Union members said they continue to stand by Ellison after the abuse allegation; in recent days, he has returned to an active campaign-trail schedule. With unions ranging from pipe fitters to letter carriers endorsing him, Ellison is pitching himself as the worker’s candidate and telling voters he would fight to make sure unions remain strong in Minnesota.

He noted Wardlow’s push for right-to-work legislation during his 2011-2012 term in the Minnesota House. Wardlow was chief author of a bill to add a ballot measure to change the state’s constitution so individuals were guaranteed an option not to join or pay dues to a labor union. Democrats and Republican leadership did not get behind the right-to-work attempt, and it failed to progress.

Wardlow said in an interview last month that if elected he would not use the attorney general’s office to address right-to-work.

“That is a policy question, that is for the Legislature,” he said. He declined to say more about his support for the issue when he was a lawmaker.

“I don’t think that’s really pertinent to the attorney general’s race,” Wardlow said.

John Westmoreland, executive director of Minnesota AFSCME Council 5 and an Ellison supporter, said Wardlow’s work in the Legislature is very pertinent to how he will interpret potential future legal changes.

More than half of states have right-to-work laws that allow workers to opt out of joining a union or paying dues. Public sector unions in states like Minnesota, that do not have right-to-work, were dealt a financial blow by the Supreme Court’s ruling in June on Janus vs. AFSCME. The court overturned a decades-old practice in Minnesota and elsewhere that required nonunion members to pay “fair-share” fees, in lieu of dues, to cover some union costs.

Attorney General Lori Swanson, a Democrat, was one of many state attorneys general who supported AFSCME’s effort to keep the fees in place.

That ruling essentially made Minnesota a right-to-work state when it comes to public sector unions, Westmoreland said. Now he said union members are watching for future legal changes that would impact the private sector, as well as efforts to undo prevailing wage requirements.

Minnesota’s prevailing wage law ensures people working on state-funded construction projects are paid a certain rate set by the state.

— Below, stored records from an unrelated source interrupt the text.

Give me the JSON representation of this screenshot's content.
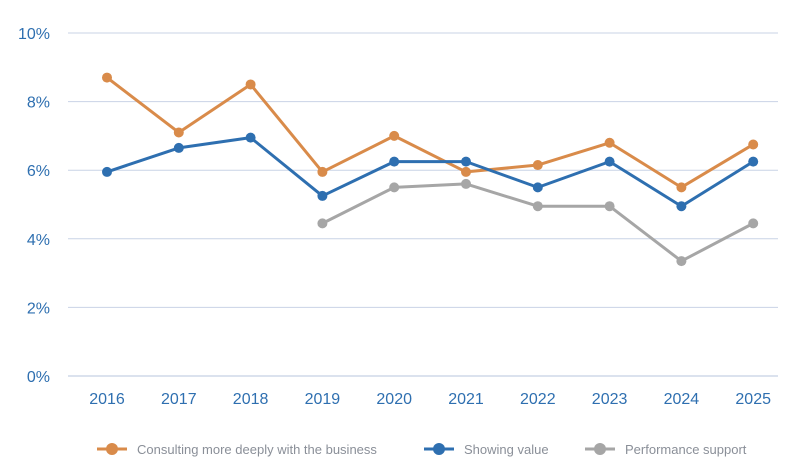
{
  "chart_data": {
    "type": "line",
    "title": "",
    "xlabel": "",
    "ylabel": "",
    "x": [
      "2016",
      "2017",
      "2018",
      "2019",
      "2020",
      "2021",
      "2022",
      "2023",
      "2024",
      "2025"
    ],
    "ylim": [
      0,
      10
    ],
    "yticks": [
      "0%",
      "2%",
      "4%",
      "6%",
      "8%",
      "10%"
    ],
    "grid": true,
    "legend_position": "bottom",
    "series": [
      {
        "name": "Consulting more deeply with the business",
        "color": "#d98b4a",
        "values": [
          8.7,
          7.1,
          8.5,
          5.95,
          7.0,
          5.95,
          6.15,
          6.8,
          5.5,
          6.75
        ]
      },
      {
        "name": "Showing value",
        "color": "#2e6fb0",
        "values": [
          5.95,
          6.65,
          6.95,
          5.25,
          6.25,
          6.25,
          5.5,
          6.25,
          4.95,
          6.25
        ]
      },
      {
        "name": "Performance support",
        "color": "#a6a6a6",
        "values": [
          null,
          null,
          null,
          4.45,
          5.5,
          5.6,
          4.95,
          4.95,
          3.35,
          4.45
        ]
      }
    ]
  }
}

“How is a law change going to get interpreted by the state of Minnesota?” Westmoreland said. “Well, legislators write laws. The interpreter is the attorney general. Whose side are they on? That matters.”

Joe Fowler, a member of the Laborers’ union affiliate Local 563, noted Minnesota is economically outperforming Wisconsin. The neighboring state eliminated workers’ right to collectively bargaining, added right-to-work legislation and altered its prevailing wage law. Such changes could come swiftly in Minnesota, he said.

“We didn’t get higher wages because this is something the corporations or the employers just wanted to give us,” Fowler said. “We fought for those things and don’t forget that it is a fight to maintain them here in Minnesota.”